I came across an amazing video while searching for something from my son’s college in California. In 1982 Mother Teresa visited the college and gave the commencement address to that year’s graduates. Can you imagine having had Mother Teresa at your college graduation!?

I found a quiet moment to watch it, miraculously without interruption, and how beautiful she was. Her smile and her peace, the funny and inspiring stories she told about the people she came across in her day-to-day life serving the poorest of the poor.

The graduation day was in the heat of a California summer, but her words felt so perfectly timed for the coming of Advent. Encouraging the students to be bearers of Christ, she spoke of the moment that Our Lord came to Mary, “the most beautiful of creatures, so pure, so holy, she, in accepting him in her life, immediately, she went in haste to give him to others.”

As soon as she said those words I looked for a pen to write them down. There was no pause, no doubt, no checklist: “Immediately she went in haste to give him to others.” That was during the first Advent. How very different from the Advents of my life.

I’ve written in Advents past that the Visitation is one of my favourite Rosary decades. I always feel the sense of mystery, and at the same time a sense of terror! Mary is so newly pregnant with the Son of God! What all of that means to a young, unmarried Jewish girl can’t be expressed. An angel tells her she has been chosen from all eternity to bring about the Saviour of humankind, and without hesitation, in haste, she makes her way to Elizabeth. She has been named the Mother of God, but her first thought is to go and serve someone else. But then, where else should she go? The secret miracle they shared united them. No one else on the planet but these two could yet share this promise of redemption. The joy and wonder and holy fear with which they met each other.

Advent invites each of us to remember the joy and holy fear of our own salvation. We rightfully look forward to Christmas, but Mother Teresa’s words reminded me that that joy comes with a calling. “This, the joy, the presence of Jesus, you must be able to give wherever you go. But you cannot give what you do not have. That’s why you need a pure heart, that you will receive as a fruit of your prayer, as a fruit of your oneness with God. And if you seek God, immediately you will love one another … The fruit of prayer is always the deepening of faith, and the fruit of faith is always love, and the fruit of love is action. We must put our love for Jesus in loving action.”

It was the love of God, of her unborn Son, that led Mary in haste. Her faithful life of prayer opened her to put God’s love into action.

I guess that sometimes I forget that Advent is not a shopping countdown, but a penitential time, a time to pray and prepare our hearts for the birth of Christ. Mother spoke of the world’s loneliness, the world’s “terrible hunger for love.” Are we not called to be the bringers of that love? But how can we give what we do not have, she asks.
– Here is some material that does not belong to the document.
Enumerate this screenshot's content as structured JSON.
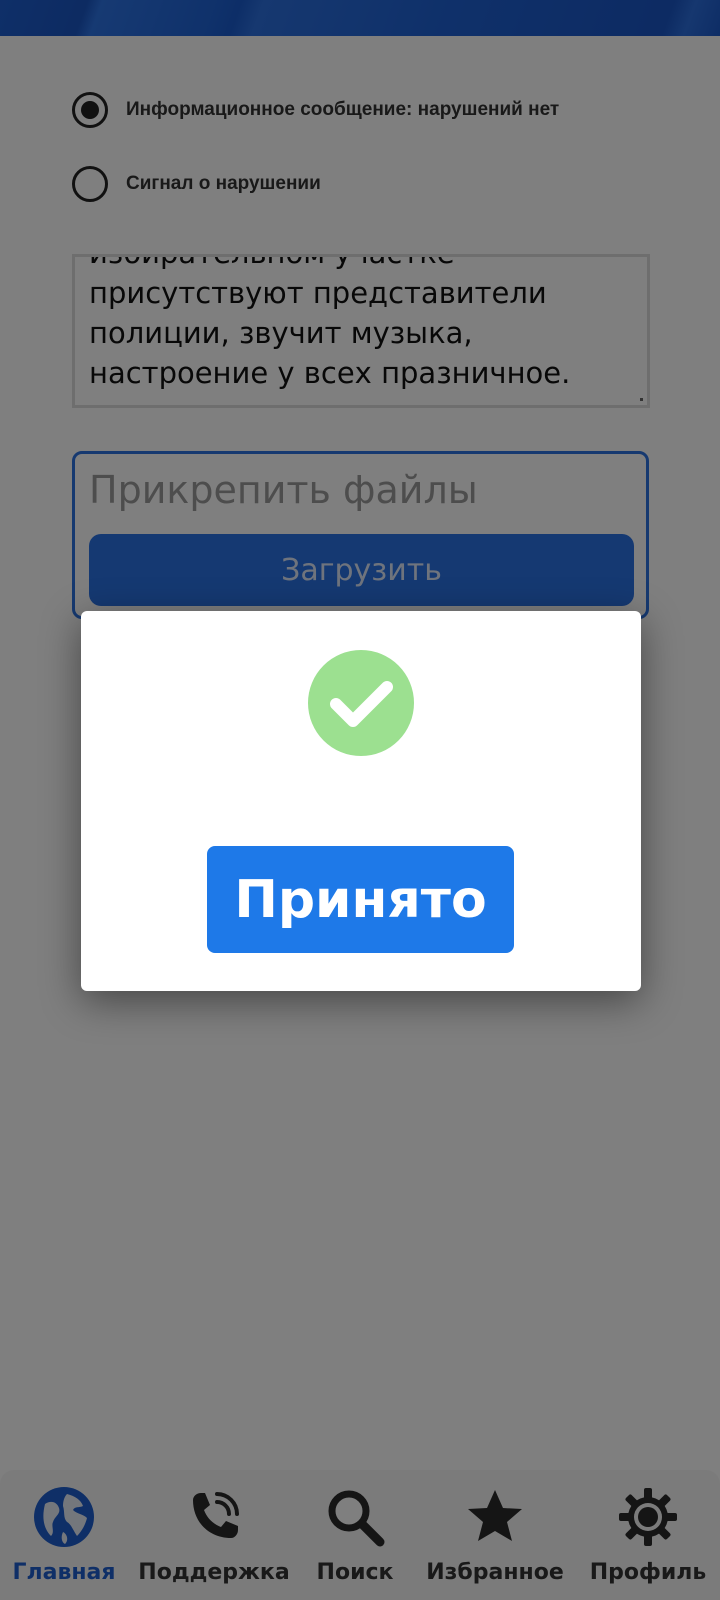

I know that I, myself, do not have the love required to heal the sorrows and wounds of a broken world. And yet Christ calls me to bring joy, hope, truth, love. If through prayer I can unite myself with him, surrender my will to his, then it will not be myself, but him that I can share with those I meet. Mother reminded the students that God speaks, “I am the light that you must light, I am the truth that you must speak, I am the joy that you must share, I am the life that you must live, I am the love that you must love. Go with that, the joy of loving … do not be afraid to love.”

It seemed so natural, so easy as she spoke. The reality is that it is not always easy. Not everyone wants the love God offers, and so we hesitate, and we doubt. But our invitation, our first step, and the purpose of Advent, is to pray, and to receive, and become more united with God ourselves.

“And now you go out, you also go in haste to give the joy of loving, the joy of sharing. For you have received, not to keep, but to share.”